Standards Exist for a Reason
Braselton has added roughly 10,000 residents and 4,000 homes since 2000 and has reduced minimum lot sizes to accommodate more development. But when national homebuilders came in with designs that maximized unit count while creating congestion and long-term maintenance headaches, city officials pushed back. One corridor already carries 38,000 vehicles a day. If the city doesn't account for that, taxpayers will pay for it later.
Sandy Springs recently required certain new developments to complete water supply and fire flow studies before receiving permits. Before approving more density, officials need to know the capacity is there to support it. If you don't know whether the water system can handle a hundred new units, you probably shouldn't approve them. Call that red tape if you want. To me it sounds like local officials being pragmatic, being good stewards of local tax resources, and looking out for both current and future residents.
Planning directors from Roswell, Johns Creek, and Alpharetta made the same point at a recent forum. With undeveloped land increasingly scarce, the decisions only get harder. As Roswell's community development director put it, city planners have to "stand in that gap" between residents who want to preserve their neighborhoods and the need to keep communities growing. These are planners, not politicians, and they're telling us the same thing: standards exist for real reasons. And in most Georgia cities, those standards were shaped by volunteer residents serving on local planning boards.
Design standards and lot requirements are often framed as arbitrary costs. But those standards reflect real constraints like road capacity, school capacity, water and sewer infrastructure, and long-term neighborhood viability that don't disappear when you remove the rule requiring developers to account for them.
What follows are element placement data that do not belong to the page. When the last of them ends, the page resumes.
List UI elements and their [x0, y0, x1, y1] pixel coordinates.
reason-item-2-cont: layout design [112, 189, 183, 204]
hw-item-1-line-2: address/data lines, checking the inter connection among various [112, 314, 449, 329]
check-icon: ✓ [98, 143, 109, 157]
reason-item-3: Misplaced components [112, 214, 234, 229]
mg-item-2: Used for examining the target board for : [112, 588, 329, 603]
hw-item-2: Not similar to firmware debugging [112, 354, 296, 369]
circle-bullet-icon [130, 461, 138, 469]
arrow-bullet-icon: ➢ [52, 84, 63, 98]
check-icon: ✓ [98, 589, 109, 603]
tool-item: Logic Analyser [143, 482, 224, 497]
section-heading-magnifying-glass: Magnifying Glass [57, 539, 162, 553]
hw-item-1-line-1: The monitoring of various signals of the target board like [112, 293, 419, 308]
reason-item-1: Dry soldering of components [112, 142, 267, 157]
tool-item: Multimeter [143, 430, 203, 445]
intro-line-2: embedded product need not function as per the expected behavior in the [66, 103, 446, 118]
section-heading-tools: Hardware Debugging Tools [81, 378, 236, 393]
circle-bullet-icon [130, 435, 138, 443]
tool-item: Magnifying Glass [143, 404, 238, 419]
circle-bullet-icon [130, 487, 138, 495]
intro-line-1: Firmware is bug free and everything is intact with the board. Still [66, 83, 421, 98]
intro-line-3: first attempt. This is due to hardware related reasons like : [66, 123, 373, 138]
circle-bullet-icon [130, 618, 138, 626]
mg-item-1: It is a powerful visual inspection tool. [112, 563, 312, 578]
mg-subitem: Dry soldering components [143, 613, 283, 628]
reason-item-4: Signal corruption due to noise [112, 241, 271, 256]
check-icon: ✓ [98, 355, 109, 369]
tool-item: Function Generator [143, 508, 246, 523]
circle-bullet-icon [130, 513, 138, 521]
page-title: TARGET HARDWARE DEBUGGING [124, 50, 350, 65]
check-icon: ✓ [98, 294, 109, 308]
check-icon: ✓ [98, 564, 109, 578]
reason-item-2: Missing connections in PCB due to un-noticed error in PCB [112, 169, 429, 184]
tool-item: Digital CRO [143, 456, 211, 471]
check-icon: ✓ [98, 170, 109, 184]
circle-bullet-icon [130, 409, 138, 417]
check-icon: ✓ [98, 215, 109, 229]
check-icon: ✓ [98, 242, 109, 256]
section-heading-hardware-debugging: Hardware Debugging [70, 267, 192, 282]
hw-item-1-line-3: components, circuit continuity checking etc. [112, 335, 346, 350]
When the Problem Isn't Zoning
South Fulton is actively updating its land use map and expanding housing options. But even where zoning allows more density, some areas simply lack the roads, sewer lines, and utilities to support it. Changing what's permitted on paper doesn't build the roads and sewer lines that new housing needs.
In Sandy Springs, the city rezoned its entire city about five years ago and commissioned economic studies to show property owners the upside of redevelopment. The city did what critics say cities should do. And yet for-sale housing there starts close to $1 million. The city made the effort, but the market didn't follow. Investors favor steady returns in a way that for-sale housing doesn't. No city ordinance caused that, nor can fix it.
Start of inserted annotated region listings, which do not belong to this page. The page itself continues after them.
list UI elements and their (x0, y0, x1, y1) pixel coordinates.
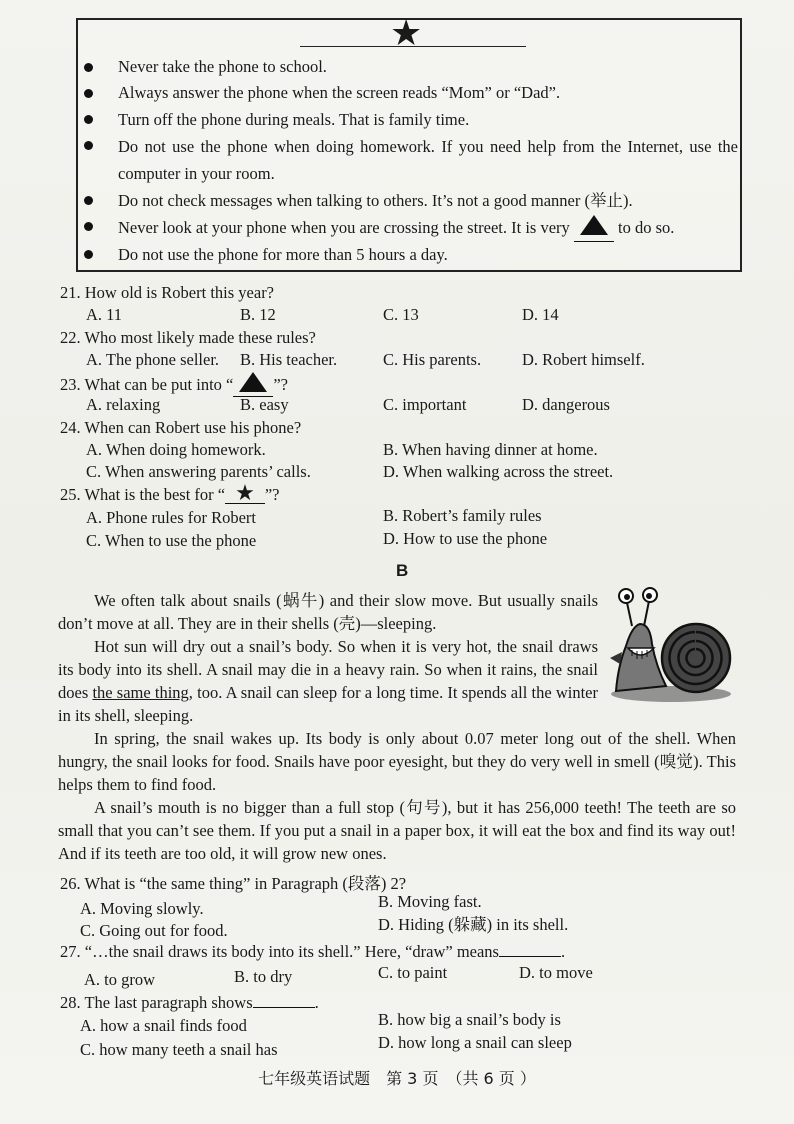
q22-option-d: D. Robert himself. (522, 350, 645, 369)
q25-option-d: D. How to use the phone (383, 529, 548, 548)
question-22: 22. Who most likely made these rules? (60, 328, 316, 347)
q26-option-c: C. Going out for food. (80, 921, 228, 940)
q24-option-a: A. When doing homework. (86, 440, 266, 459)
rule-4: Do not use the phone when doing homework. If you need help from the Internet, use the computer in your room. (118, 137, 738, 183)
q23-option-d: D. dangerous (522, 395, 610, 414)
q23-stem: 23. What can be put into “ (60, 375, 234, 394)
q27-option-d: D. to move (519, 963, 593, 982)
triangle-blank (574, 214, 614, 242)
question-24: 24. When can Robert use his phone? (60, 418, 302, 437)
rule-7: Do not use the phone for more than 5 hours a day. (118, 245, 448, 264)
q25-stem: 25. What is the best for “ (60, 485, 226, 504)
rule-2: Always answer the phone when the screen reads “Mom” or “Dad”. (118, 83, 561, 102)
bullet-icon (84, 196, 93, 205)
question-21: 21. How old is Robert this year? (60, 283, 275, 302)
q28-stem-end: . (314, 993, 319, 1012)
q25-option-b: B. Robert’s family rules (383, 506, 542, 525)
q26-option-a: A. Moving slowly. (80, 899, 204, 918)
q25-stem-end: ”? (264, 485, 280, 504)
passage-paragraph-3: In spring, the snail wakes up. Its body is only about 0.07 meter long out of the shell. When hungry, the snail looks for food. Snails have poor eyesight, but they do very well in smell (嗅觉). This helps them to find food. (58, 729, 736, 794)
star-icon: ★ (235, 481, 255, 506)
star-blank (225, 481, 265, 506)
q24-option-d: D. When walking across the street. (383, 462, 614, 481)
question-27 (60, 941, 565, 963)
q28-option-c: C. how many teeth a snail has (80, 1040, 278, 1059)
q26-option-b: B. Moving fast. (378, 892, 482, 911)
rule-5: Do not check messages when talking to others. It’s not a good manner (举止). (118, 191, 633, 210)
p2-text: Hot sun will dry out a snail’s body. So when it is very hot, the snail draws its body into its shell. A snail may die in a heavy rain. So when it rains, the snail does (58, 637, 598, 702)
passage-paragraph-1: We often talk about snails (蜗牛) and their slow move. But usually snails don’t move at all. They are in their shells (壳)—sleeping. (58, 591, 598, 633)
rule-6-tail: to do so. (618, 218, 675, 237)
q27-option-c: C. to paint (378, 963, 448, 982)
bullet-icon (84, 115, 93, 124)
answer-blank (253, 993, 315, 1008)
q27-stem-end: . (560, 942, 566, 961)
q23-option-c: C. important (383, 395, 467, 414)
question-28 (60, 992, 319, 1014)
rule-1: Never take the phone to school. (118, 57, 327, 76)
bullet-icon (84, 89, 93, 98)
bullet-icon (84, 222, 93, 231)
q25-option-a: A. Phone rules for Robert (86, 508, 257, 527)
question-26: 26. What is “the same thing” in Paragraph (段落) 2? (60, 874, 407, 893)
q23-option-b: B. easy (240, 395, 289, 414)
q23-option-a: A. relaxing (86, 395, 161, 414)
bullet-icon (84, 141, 93, 150)
q27-option-b: B. to dry (234, 967, 293, 986)
q21-option-a: A. 11 (86, 305, 123, 324)
answer-blank (499, 942, 561, 957)
q24-option-b: B. When having dinner at home. (383, 440, 598, 459)
triangle-icon (239, 372, 267, 392)
passage-paragraph-2 (58, 635, 598, 727)
page-footer (0, 1066, 794, 1089)
rule-6 (118, 214, 738, 242)
q27-option-a: A. to grow (84, 970, 156, 989)
q21-option-d: D. 14 (522, 305, 559, 324)
q26-option-d: D. Hiding (躲藏) in its shell. (378, 915, 569, 934)
q28-stem: 28. The last paragraph shows (60, 993, 253, 1012)
footer-text: 七年级英语试题 第 3 页 （共 6 页 ） (258, 1069, 536, 1088)
q22-option-a: A. The phone seller. (86, 350, 220, 369)
q27-stem: 27. “…the snail draws its body into its shell.” Here, “draw” means (60, 942, 499, 961)
section-b-heading: B (396, 561, 409, 580)
the-same-thing-underlined: the same thing, (92, 683, 193, 702)
bullet-icon (84, 250, 93, 259)
q28-option-a: A. how a snail finds food (80, 1016, 247, 1035)
rule-6-text: Never look at your phone when you are crossing the street. It is very (118, 218, 570, 237)
q21-option-b: B. 12 (240, 305, 276, 324)
q24-option-c: C. When answering parents’ calls. (86, 462, 311, 481)
q22-option-c: C. His parents. (383, 350, 482, 369)
q28-option-d: D. how long a snail can sleep (378, 1033, 572, 1052)
star-icon: ★ (390, 13, 423, 54)
triangle-icon (580, 215, 608, 235)
rule-3: Turn off the phone during meals. That is family time. (118, 110, 470, 129)
snail-illustration (606, 586, 736, 706)
passage-paragraph-4: A snail’s mouth is no bigger than a full stop (句号), but it has 256,000 teeth! The teeth are so small that you can’t see them. If you put a snail in a paper box, it will eat the box and find its way out! And if its teeth are too old, it will grow new ones. (58, 798, 736, 863)
q25-option-c: C. When to use the phone (86, 531, 257, 550)
q28-option-b: B. how big a snail’s body is (378, 1010, 561, 1029)
q23-stem-end: ”? (273, 375, 289, 394)
q22-option-b: B. His teacher. (240, 350, 338, 369)
question-25 (60, 481, 280, 506)
bullet-icon (84, 63, 93, 72)
p2-text-end: too. A snail can sleep for a long time. It spends all the winter in its shell, sleeping. (58, 683, 598, 725)
q21-option-c: C. 13 (383, 305, 419, 324)
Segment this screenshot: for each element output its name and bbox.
The State Is Already Showing What Works
There are certainly zoning and land use regulations that need updating, and many cities have already done that work. When permitting takes too long, cities can and should improve the process. But it's worth recognizing what already works.
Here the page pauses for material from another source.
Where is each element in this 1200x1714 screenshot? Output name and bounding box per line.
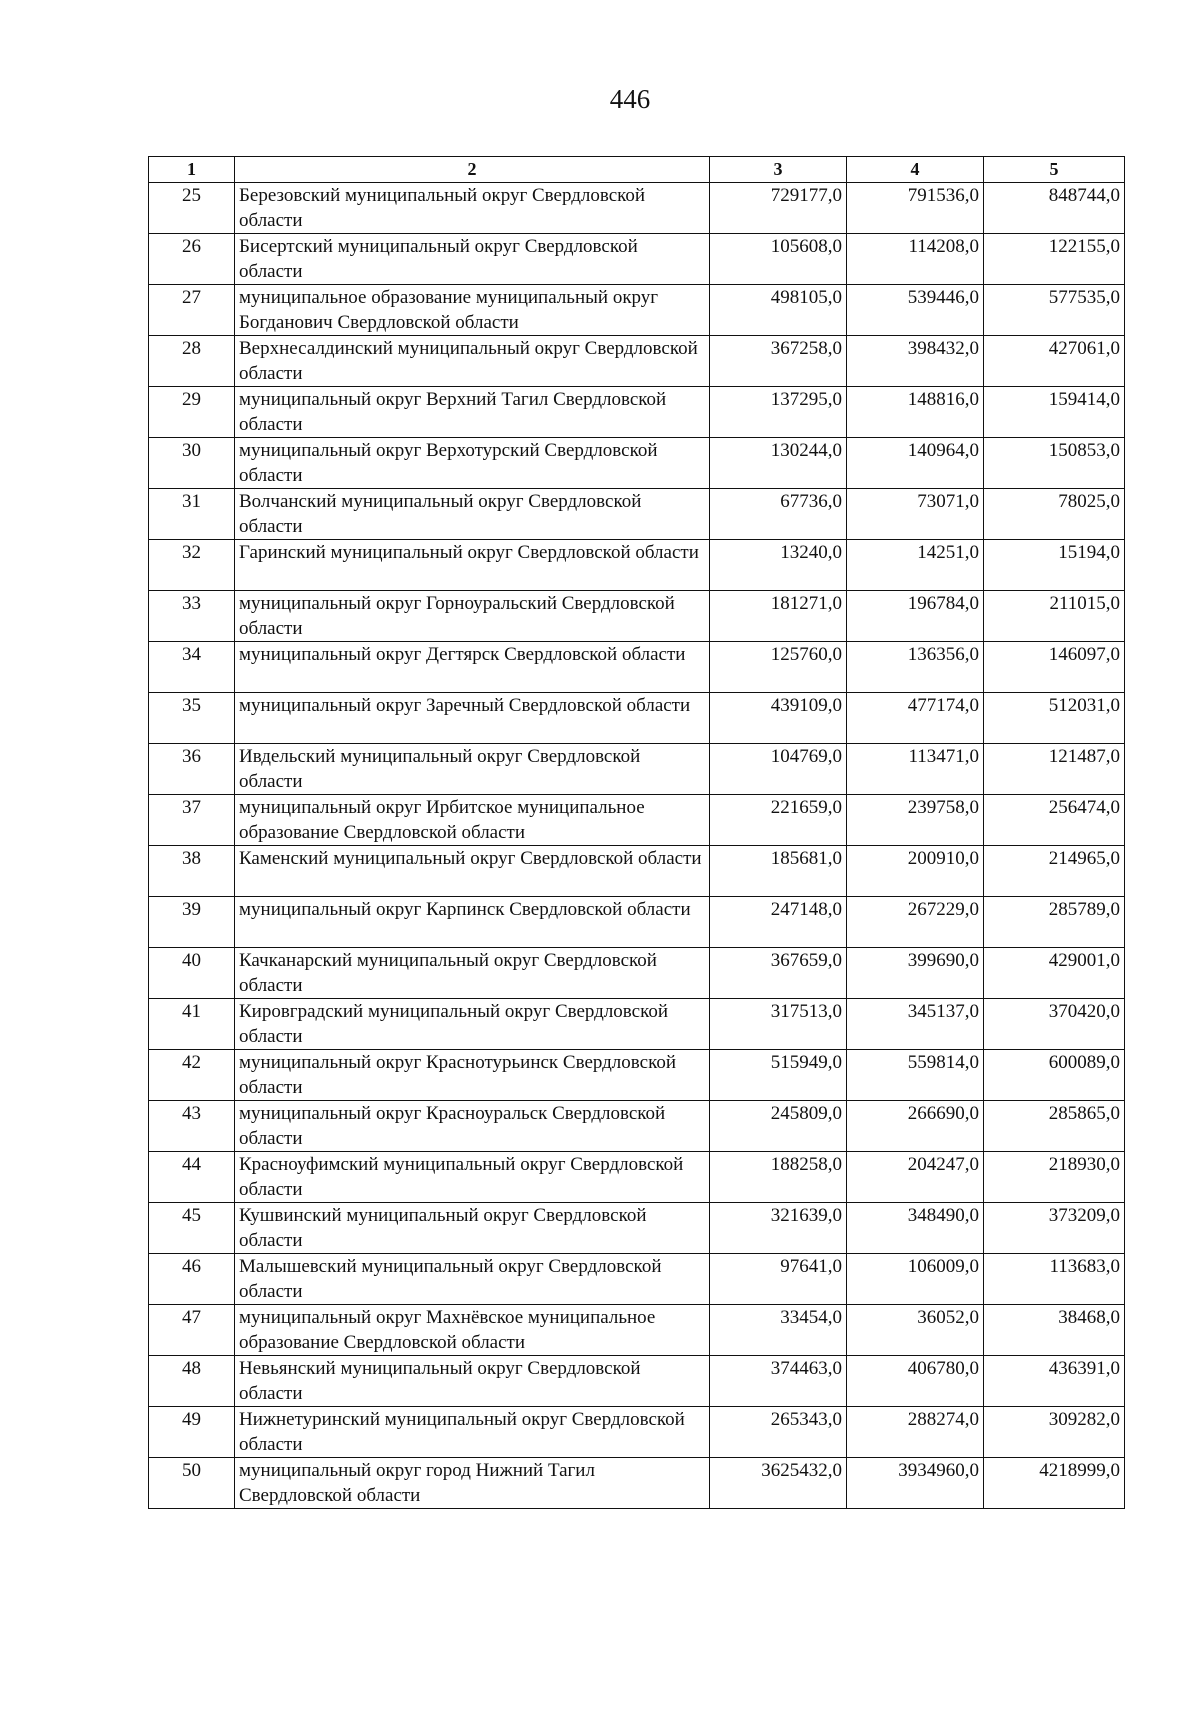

Gov. Kemp's Rural Workforce Housing Initiative has provided more than $90 million to help cities build the water, sewer, and road infrastructure that makes housing possible. Cities like Cairo, Hawkinsville, and Waynesboro have used those grants to put hundreds of homes in the pipeline. Infrastructure financing was the challenge, not zoning, and the state helped solve it. More investment is needed in infrastructure if we want to make housing more affordable.
The Georgia Initiative for Community Housing has helped smaller cities across the state become marketable to developers and build the capacity to make deals happen. The Department of Community Affairs and the Georgia Environmental Finance Authority have been steady partners for years, helping cities access housing programs and finance projects they couldn't otherwise afford.
What works is the state and housing stakeholders giving cities the right tools for the specific problems in front of them. If we want to make real progress on housing in Georgia, more of that is the answer, not legislation that second-guesses every local land use decision in the state.